Earlier this year we wrote about the notion of a book as icon, book as symbol, book as talisman. Since then, we've experienced several seemingly unrelated phenomena that collectively motivate us to revisit this topic:

The Amazon Kindling, a low-tech e-Book
y
A stone altar in Ireland

• A visit to the Altarless Cathedral in Sydney, noting that the only icon it contains is a book, the Bible, the subtext being that the Bible is all that one needs for salvation. (We have for years wanted to dig up the person who originally said that and ask him for a lot of clarification.)

• An encounter with the amazing collection of high-mass vestments designed a century ago by Sir Ninian Comper for St Mark's Church in Philadelphia. You can see photographs of them here, see photographs of Comper's other work here, read a Telegraph column about him by Christopher Howse, and marvel at the book about his work that was published by the Ecclesiological Society a few years ago. Comper once wrote that 'A church building is just a roof over an altar', an aphorism used so very well at the end of this online tour of a parish in Essex.

• A chance to play with the Amazon Kindle and laugh at the parody of it, the Amazon Kindling. In use, the Kindle is rather a chameleon; it becomes whatever book you ask it to, and, unlike a computer screen, you can lie on the seashore and read it in full sun. If it and similar devices are commercially successful, it may in time change the cultural notion of what constitutes 'a book' from a physical object to a conceptual object.

Authors and playwrights — whose great skill is to hold up a cultural mirror to their audience — have always recognized the magic power of books. The magical properties of a 'Book of Spells' show up often in fanciful fiction and contemporary drama. Books of secrets, books of legend, books of special codes, books of deep magic. The images from literature of the power of the book are everywhere and have been for centuries. The Bible is no exception, but it shows up less frequently in literature, possibly because there is so much disagreement about what it actually says.

Books. Bibles (or the lack of them). Altars. And, well, spies, too: We recall an essay from the cold-war era about the best way to analyze surveillance photographs of enemy installations. Here's the recipe: If a spy manages to take a picture of an hostile military base, make sure that both the picture and the camera that took it are sent to headquarters. Then the experts in the laboratory will analyse the camera to see how it distorted the picture, then reverse that distortion to produce an image much more like the original than was the actual picture from the camera.

Like those cold-war spy photos, in any given Bible text we may discern more clearly what God may be revealing to us by working backwards from the language in a particular translation, reversing the cultural distortion, and trying to model the original — assuming we have something of an understanding of the culture in which that language was embedded. Of course that means we're modelling God's message in human thought (our own), which by definition has a cultural bias (our own), so we have no way of knowing whether our thoughts about the Word are actually commensurate with what God is trying to tell us. There are all manner of experts happy to explain what it is that 'the Bible means'; we exchange our thought and cultural biases for theirs.
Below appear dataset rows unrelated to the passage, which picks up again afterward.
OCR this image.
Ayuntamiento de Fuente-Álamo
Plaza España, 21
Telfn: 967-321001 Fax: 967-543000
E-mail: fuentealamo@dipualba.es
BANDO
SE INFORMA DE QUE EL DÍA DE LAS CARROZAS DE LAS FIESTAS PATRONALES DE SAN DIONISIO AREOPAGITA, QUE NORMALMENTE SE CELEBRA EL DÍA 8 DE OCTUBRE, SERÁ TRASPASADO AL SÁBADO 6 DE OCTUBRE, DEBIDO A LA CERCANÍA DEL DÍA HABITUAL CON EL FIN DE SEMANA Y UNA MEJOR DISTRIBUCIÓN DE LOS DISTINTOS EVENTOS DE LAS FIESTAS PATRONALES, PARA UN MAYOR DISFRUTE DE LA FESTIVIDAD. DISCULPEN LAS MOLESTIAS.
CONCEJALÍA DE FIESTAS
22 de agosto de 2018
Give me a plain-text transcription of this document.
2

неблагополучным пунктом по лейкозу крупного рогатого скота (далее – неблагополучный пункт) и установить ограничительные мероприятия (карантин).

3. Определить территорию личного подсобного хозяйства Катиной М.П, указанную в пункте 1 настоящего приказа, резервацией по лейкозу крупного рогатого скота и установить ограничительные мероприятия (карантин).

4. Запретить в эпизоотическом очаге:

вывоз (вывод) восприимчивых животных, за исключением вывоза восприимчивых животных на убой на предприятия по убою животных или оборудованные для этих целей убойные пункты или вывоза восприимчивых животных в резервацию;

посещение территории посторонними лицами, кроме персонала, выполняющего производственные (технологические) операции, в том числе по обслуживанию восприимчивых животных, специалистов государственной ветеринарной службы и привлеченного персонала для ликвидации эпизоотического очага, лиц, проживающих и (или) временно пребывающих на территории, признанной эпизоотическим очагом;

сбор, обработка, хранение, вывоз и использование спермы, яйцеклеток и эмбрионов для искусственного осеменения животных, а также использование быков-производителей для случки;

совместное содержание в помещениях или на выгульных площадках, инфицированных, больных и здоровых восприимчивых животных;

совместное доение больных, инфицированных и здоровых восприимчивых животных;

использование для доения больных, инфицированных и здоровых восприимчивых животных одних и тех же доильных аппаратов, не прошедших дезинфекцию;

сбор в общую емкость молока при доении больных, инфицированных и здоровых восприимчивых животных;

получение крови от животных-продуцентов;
But back to that three-dimensional book called the Bible: Churches, happily, tend to keep important physical objects for many centuries. The quirk is that sometimes the church's keepers change their mind about what is important, and hold a purge (the polite word is 'deaccession'). But we suspect there will always be paper Bibles, whose language is pickled in the culture of some far-distant society. It's not likely that someday you'll visit a cathedral to see, reverently displayed under glass, an electronic book programmed to hold the Authorised Version of the Bible; the Holy Kindle of Antioch.

Since our culture seems destined to morph the notion of 'book' right out from under us, over time the Bible may transmogrify from something that people hold and read to an artefact they own and admire. Perhaps in the future people will look at their paper Bibles and read verses from some electronic edition.

Your opinion / tradition / predilection may be that that a church exists as a roof over an altar or that its one essential furnishing is a Bible — or that it needn't have a roof at all. It seems so odd that the notion of an altar is more unchanging and more timeless than is the notion of a book, but books are being re-shaped by economic forces, and there is no marketplace in altars to create those forces. And we don't need analysts and experts to tell us what an altar means. That we understand.

See you next week.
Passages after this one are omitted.